So here's why we ended up there. I decided that I was in the mood for some sort of salad or something of the sort, which is completely out of character for me, but which I felt like was necessary given the damage SXSW has done to me this week, and the fact that I'd had Dirty's for lunch.
My Lovely Wife Mrs. Gordo was in the mood for noodles, so we decided to walk over to Whole Foods to tackle their salad bar and udon/soba/noodle bar. We started by checking out all of the food joints inside of Whole Foods and that's when we noticed a creature that we've seen before at other Whole Foods and Central Markets, the Brontosampler.
Easily identifiable, these are generally disheveled looking, often overweight beasts who push a completely empty cart around the various food bars sampling different food items, which in the eyes of the law and of the Whole Foods corporation probably is illegal, but is certainly frowned upon with extreme prejudice.

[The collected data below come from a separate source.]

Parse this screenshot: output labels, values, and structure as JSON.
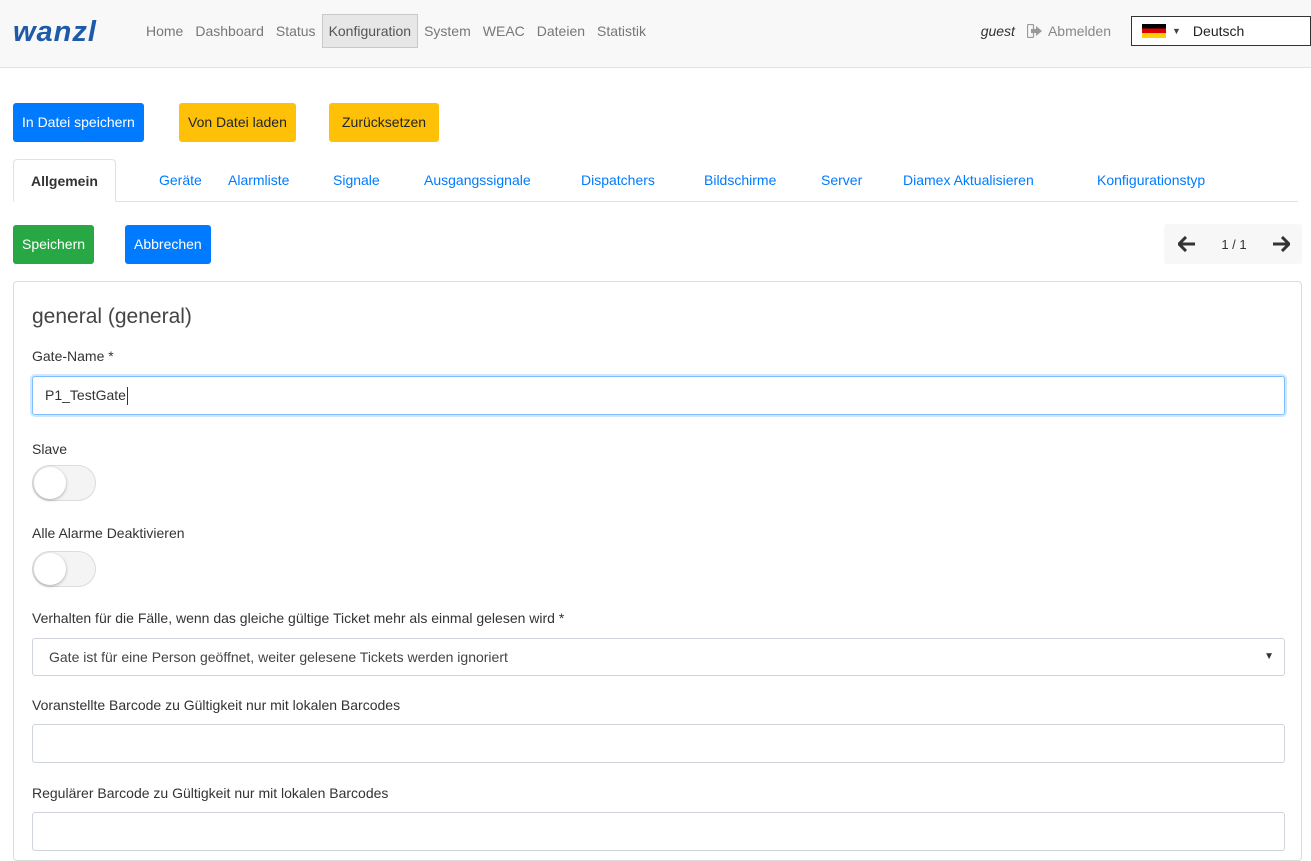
{
  "navbar": {
    "logo": "wanzl",
    "links": [
      "Home",
      "Dashboard",
      "Status",
      "Konfiguration",
      "System",
      "WEAC",
      "Dateien",
      "Statistik"
    ],
    "active_index": 3,
    "user": "guest",
    "logout_label": "Abmelden",
    "language": "Deutsch"
  },
  "file_actions": {
    "save_to_file": "In Datei speichern",
    "load_from_file": "Von Datei laden",
    "reset": "Zurücksetzen"
  },
  "tabs": [
    "Allgemein",
    "Geräte",
    "Alarmliste",
    "Signale",
    "Ausgangssignale",
    "Dispatchers",
    "Bildschirme",
    "Server",
    "Diamex Aktualisieren",
    "Konfigurationstyp"
  ],
  "form_actions": {
    "save": "Speichern",
    "cancel": "Abbrechen"
  },
  "pager": {
    "text": "1 / 1"
  },
  "form": {
    "title": "general (general)",
    "gate_name_label": "Gate-Name *",
    "gate_name_value": "P1_TestGate",
    "slave_label": "Slave",
    "slave_on": false,
    "disable_alarms_label": "Alle Alarme Deaktivieren",
    "disable_alarms_on": false,
    "ticket_behavior_label": "Verhalten für die Fälle, wenn das gleiche gültige Ticket mehr als einmal gelesen wird *",
    "ticket_behavior_value": "Gate ist für eine Person geöffnet, weiter gelesene Tickets werden ignoriert",
    "prefixed_barcode_label": "Voranstellte Barcode zu Gültigkeit nur mit lokalen Barcodes",
    "prefixed_barcode_value": "",
    "regular_barcode_label": "Regulärer Barcode zu Gültigkeit nur mit lokalen Barcodes",
    "regular_barcode_value": ""
  },
  "colors": {
    "primary": "#007bff",
    "warning": "#ffc107",
    "success": "#28a745",
    "logo": "#1d5aa8"
  }
}
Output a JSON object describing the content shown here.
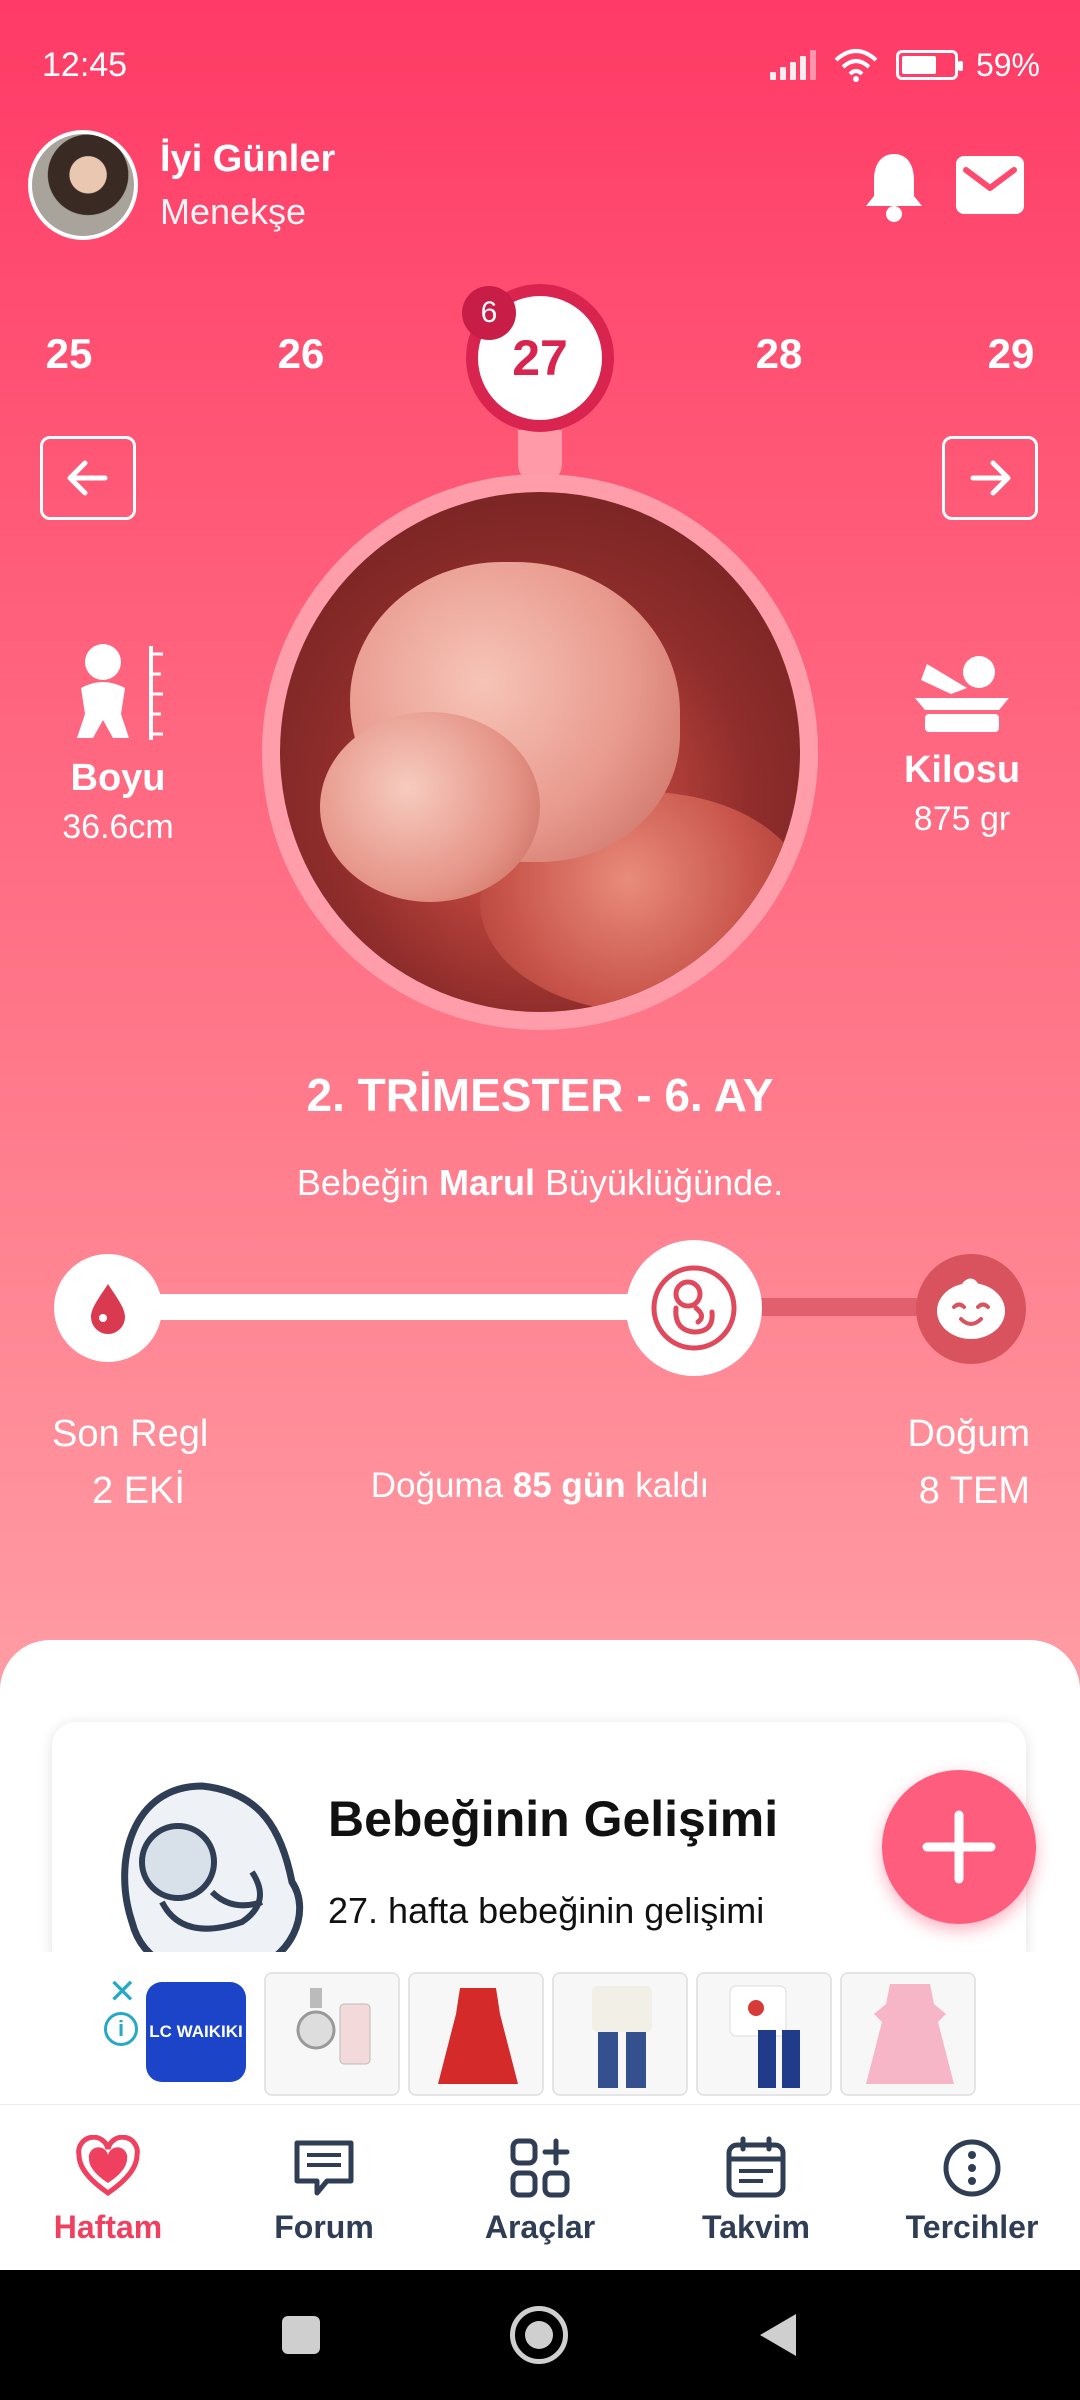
{
  "status_bar": {
    "time": "12:45",
    "battery": "59%"
  },
  "header": {
    "greeting": "İyi Günler",
    "user_name": "Menekşe"
  },
  "weeks": {
    "items": [
      "25",
      "26",
      "27",
      "28",
      "29"
    ],
    "current": "27",
    "badge": "6"
  },
  "baby": {
    "length_label": "Boyu",
    "length_value": "36.6cm",
    "weight_label": "Kilosu",
    "weight_value": "875 gr"
  },
  "trimester": "2. TRİMESTER - 6. AY",
  "size_compare": {
    "prefix": "Bebeğin ",
    "fruit": "Marul",
    "suffix": " Büyüklüğünde."
  },
  "timeline": {
    "start_label": "Son Regl",
    "start_date": "2 EKİ",
    "end_label": "Doğum",
    "end_date": "8 TEM",
    "countdown_prefix": "Doğuma ",
    "countdown_value": "85 gün",
    "countdown_suffix": " kaldı",
    "progress": 0.68
  },
  "card": {
    "title": "Bebeğinin Gelişimi",
    "subtitle": "27. hafta bebeğinin gelişimi"
  },
  "ad": {
    "brand": "LC WAIKIKI"
  },
  "bottom_nav": [
    {
      "label": "Haftam",
      "icon": "heart-icon"
    },
    {
      "label": "Forum",
      "icon": "chat-icon"
    },
    {
      "label": "Araçlar",
      "icon": "tools-grid-icon"
    },
    {
      "label": "Takvim",
      "icon": "calendar-icon"
    },
    {
      "label": "Tercihler",
      "icon": "more-vertical-icon"
    }
  ],
  "colors": {
    "primary": "#f0405f",
    "accent_dark": "#d8244e",
    "nav_text": "#2f3e55"
  }
}
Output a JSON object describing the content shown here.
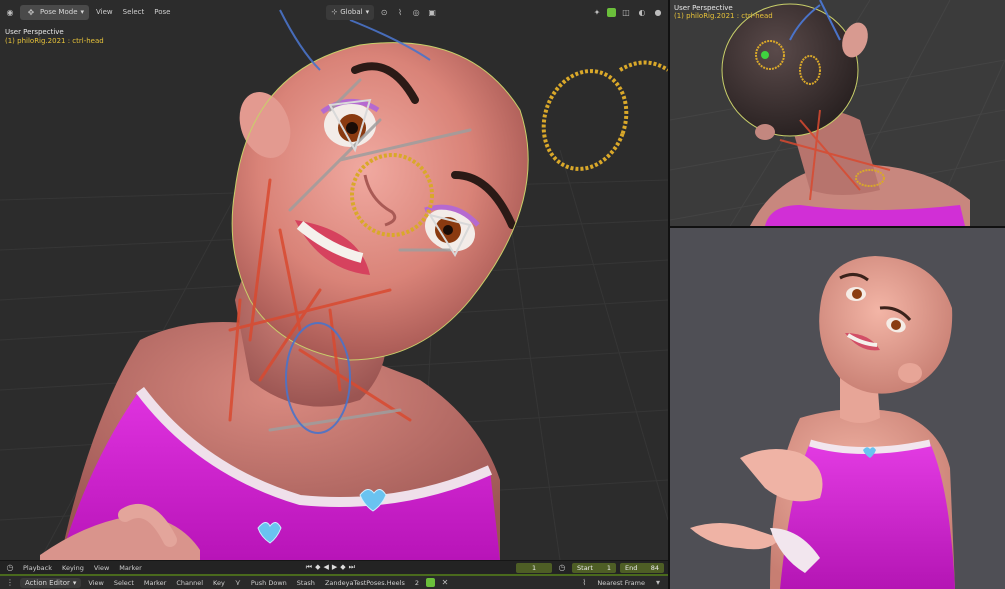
{
  "main_header": {
    "mode": "Pose Mode",
    "menus": [
      "View",
      "Select",
      "Pose"
    ],
    "orientation": "Global",
    "pose_options": "Pose Options",
    "close_mark": "X"
  },
  "main_viewport": {
    "title": "User Perspective",
    "subtitle": "(1) philoRig.2021 : ctrl-head"
  },
  "topright_viewport": {
    "title": "User Perspective",
    "subtitle": "(1) philoRig.2021 : ctrl-head"
  },
  "timeline": {
    "menus": [
      "Playback",
      "Keying",
      "View",
      "Marker"
    ],
    "current_frame": "1",
    "start_label": "Start",
    "start_value": "1",
    "end_label": "End",
    "end_value": "84"
  },
  "action_editor": {
    "editor": "Action Editor",
    "menus": [
      "View",
      "Select",
      "Marker",
      "Channel",
      "Key"
    ],
    "push_down": "Push Down",
    "stash": "Stash",
    "action_name": "ZandeyaTestPoses.Heels",
    "users": "2",
    "snap": "Nearest Frame"
  },
  "colors": {
    "accent_green": "#5a6e2f",
    "overlay_yellow": "#e6c23a",
    "dress_magenta": "#d21fd6"
  },
  "icons": [
    "cursor-icon",
    "select-box-icon",
    "pivot-icon",
    "snap-icon",
    "proportional-icon",
    "viewport-shading-icon",
    "play-icon",
    "rewind-icon",
    "clock-icon",
    "keyframe-icon",
    "pin-icon"
  ]
}
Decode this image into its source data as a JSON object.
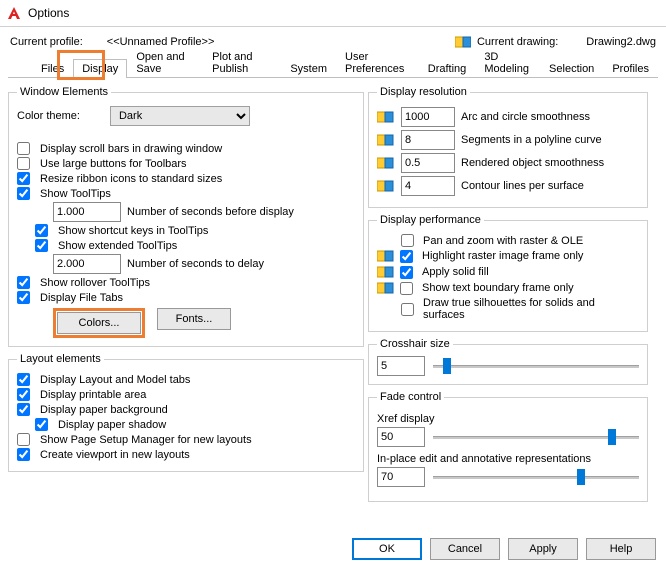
{
  "window": {
    "title": "Options"
  },
  "profile": {
    "label": "Current profile:",
    "value": "<<Unnamed Profile>>",
    "drawing_label": "Current drawing:",
    "drawing_value": "Drawing2.dwg"
  },
  "tabs": {
    "items": [
      {
        "label": "Files"
      },
      {
        "label": "Display"
      },
      {
        "label": "Open and Save"
      },
      {
        "label": "Plot and Publish"
      },
      {
        "label": "System"
      },
      {
        "label": "User Preferences"
      },
      {
        "label": "Drafting"
      },
      {
        "label": "3D Modeling"
      },
      {
        "label": "Selection"
      },
      {
        "label": "Profiles"
      }
    ],
    "active_index": 1
  },
  "window_elements": {
    "legend": "Window Elements",
    "color_theme_label": "Color theme:",
    "color_theme_value": "Dark",
    "scroll_bars": {
      "label": "Display scroll bars in drawing window",
      "checked": false
    },
    "large_buttons": {
      "label": "Use large buttons for Toolbars",
      "checked": false
    },
    "resize_ribbon": {
      "label": "Resize ribbon icons to standard sizes",
      "checked": true
    },
    "show_tooltips": {
      "label": "Show ToolTips",
      "checked": true
    },
    "seconds_before": {
      "value": "1.000",
      "label": "Number of seconds before display"
    },
    "shortcut_keys": {
      "label": "Show shortcut keys in ToolTips",
      "checked": true
    },
    "extended_tt": {
      "label": "Show extended ToolTips",
      "checked": true
    },
    "seconds_delay": {
      "value": "2.000",
      "label": "Number of seconds to delay"
    },
    "rollover_tt": {
      "label": "Show rollover ToolTips",
      "checked": true
    },
    "file_tabs": {
      "label": "Display File Tabs",
      "checked": true
    },
    "colors_btn": "Colors...",
    "fonts_btn": "Fonts..."
  },
  "layout_elements": {
    "legend": "Layout elements",
    "layout_tabs": {
      "label": "Display Layout and Model tabs",
      "checked": true
    },
    "printable_area": {
      "label": "Display printable area",
      "checked": true
    },
    "paper_bg": {
      "label": "Display paper background",
      "checked": true
    },
    "paper_shadow": {
      "label": "Display paper shadow",
      "checked": true
    },
    "page_setup": {
      "label": "Show Page Setup Manager for new layouts",
      "checked": false
    },
    "create_viewport": {
      "label": "Create viewport in new layouts",
      "checked": true
    }
  },
  "display_resolution": {
    "legend": "Display resolution",
    "rows": [
      {
        "value": "1000",
        "label": "Arc and circle smoothness"
      },
      {
        "value": "8",
        "label": "Segments in a polyline curve"
      },
      {
        "value": "0.5",
        "label": "Rendered object smoothness"
      },
      {
        "value": "4",
        "label": "Contour lines per surface"
      }
    ]
  },
  "display_performance": {
    "legend": "Display performance",
    "pan_zoom": {
      "label": "Pan and zoom with raster & OLE",
      "checked": false
    },
    "highlight_raster": {
      "label": "Highlight raster image frame only",
      "checked": true
    },
    "solid_fill": {
      "label": "Apply solid fill",
      "checked": true
    },
    "text_boundary": {
      "label": "Show text boundary frame only",
      "checked": false
    },
    "true_silhouettes": {
      "label": "Draw true silhouettes for solids and surfaces",
      "checked": false
    }
  },
  "crosshair": {
    "legend": "Crosshair size",
    "value": "5",
    "percent": 5
  },
  "fade": {
    "legend": "Fade control",
    "xref_label": "Xref display",
    "xref_value": "50",
    "xref_percent": 85,
    "inplace_label": "In-place edit and annotative representations",
    "inplace_value": "70",
    "inplace_percent": 70
  },
  "footer": {
    "ok": "OK",
    "cancel": "Cancel",
    "apply": "Apply",
    "help": "Help"
  }
}
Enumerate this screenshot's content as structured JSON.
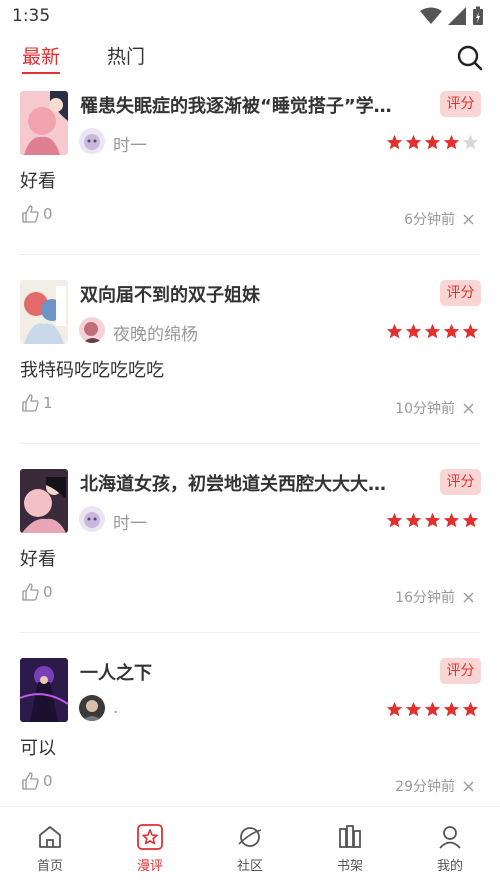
{
  "status_bar": {
    "time": "1:35"
  },
  "tabs": {
    "latest": "最新",
    "hot": "热门"
  },
  "badge_label": "评分",
  "posts": [
    {
      "title": "罹患失眠症的我逐渐被“睡觉搭子”学…",
      "user": "时一",
      "rating": 4,
      "comment": "好看",
      "likes": "0",
      "time": "6分钟前"
    },
    {
      "title": "双向届不到的双子姐妹",
      "user": "夜晚的绵杨",
      "rating": 5,
      "comment": "我特码吃吃吃吃吃",
      "likes": "1",
      "time": "10分钟前"
    },
    {
      "title": "北海道女孩，初尝地道关西腔大大大…",
      "user": "时一",
      "rating": 5,
      "comment": "好看",
      "likes": "0",
      "time": "16分钟前"
    },
    {
      "title": "一人之下",
      "user": ".",
      "rating": 5,
      "comment": "可以",
      "likes": "0",
      "time": "29分钟前"
    }
  ],
  "nav": {
    "home": "首页",
    "review": "漫评",
    "community": "社区",
    "shelf": "书架",
    "mine": "我的"
  },
  "colors": {
    "accent": "#e0312f",
    "star_off": "#d8d8d8"
  }
}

Generally these beasts are harmless, exercising sanitary procedures of using different cups, plates and utensils to sample each item. The one last night was a bit different. When we caught her, she had a small plastic 1.5 inch diameter translucent plastic cup with at least a half a pound of mashed potatoes in it. Clearly there to get her fill, we followed her to the soup bar as she finished her starch and watched as she perused the soups evaluating her next kill. She settled on a creamy mushroom soup and to our utter dissatisfaction, she opted to do the environmentally friendly thing and reuse her cup and spoon. This wouldn't have been a huge issue except that with her massive front legs she filled the cup over the soup kettle until it was full, but then kept going, spilling large amounts of it back into the kettle. Part two of this disgusting act included her bringing the overflowing cup to her mouth where she licked the entire outside of the cup over the soup kettle. Who knows how many other times she'd done this prior. At this point we decided to wander, checked out the entire store, and then came back, where she was at the salad bar at it again, with the same cup and spoon, albeit now with a small audience of security and employees passively trying to give her the hint that she shouldn't be doing this. Thankfully, she recognized this and got a plate, where she loaded up on mashed potatoes and other hot food, which she continued to graze without paying before sneaking out. With all of this we opted not to graze on the bars where she'd been, and headed to the noodle stand instead, where they were taking out the trash, which is when we said to ourselves this just wasn't right, and headed across the street to Lucky's.
Much better. I opted for the off-the-menu pastrami special, with a gooey mix of four cheeses, mushrooms, and onions pasted with chipotle aioli. MLWMG opted for the lighter and equally as good Lucky's Puccia, stacked with prosciutto, fresh mozzerella, tomato, and greens with basil oil, served on the same fresh baked pizza oven bread, which is what makes these sandwiches so good. As usual, these were fantastic, and fit the bill of what we were looking for. Thank you you massive beast, for forcing us out of the grocery store and toward a great dinner, which we enjoyed with cheap beers from the Tiniest Bar in Texas while listening to some great live music outside.
Summary
Atmosphere: food stand, outdoor bar seating with live music
Food: authentic, oven baked Italian sandwiches
Dog Friendly: yes
When to Go: lunch, happy hour, dinner, late
Crowd: music lovers, mixed groups, hipsters, neighbors, no dinosaurs
What to Order for the First Timer: pastrami puccia, lucky's puccia
uhmmm...you don't like fat people much....huh?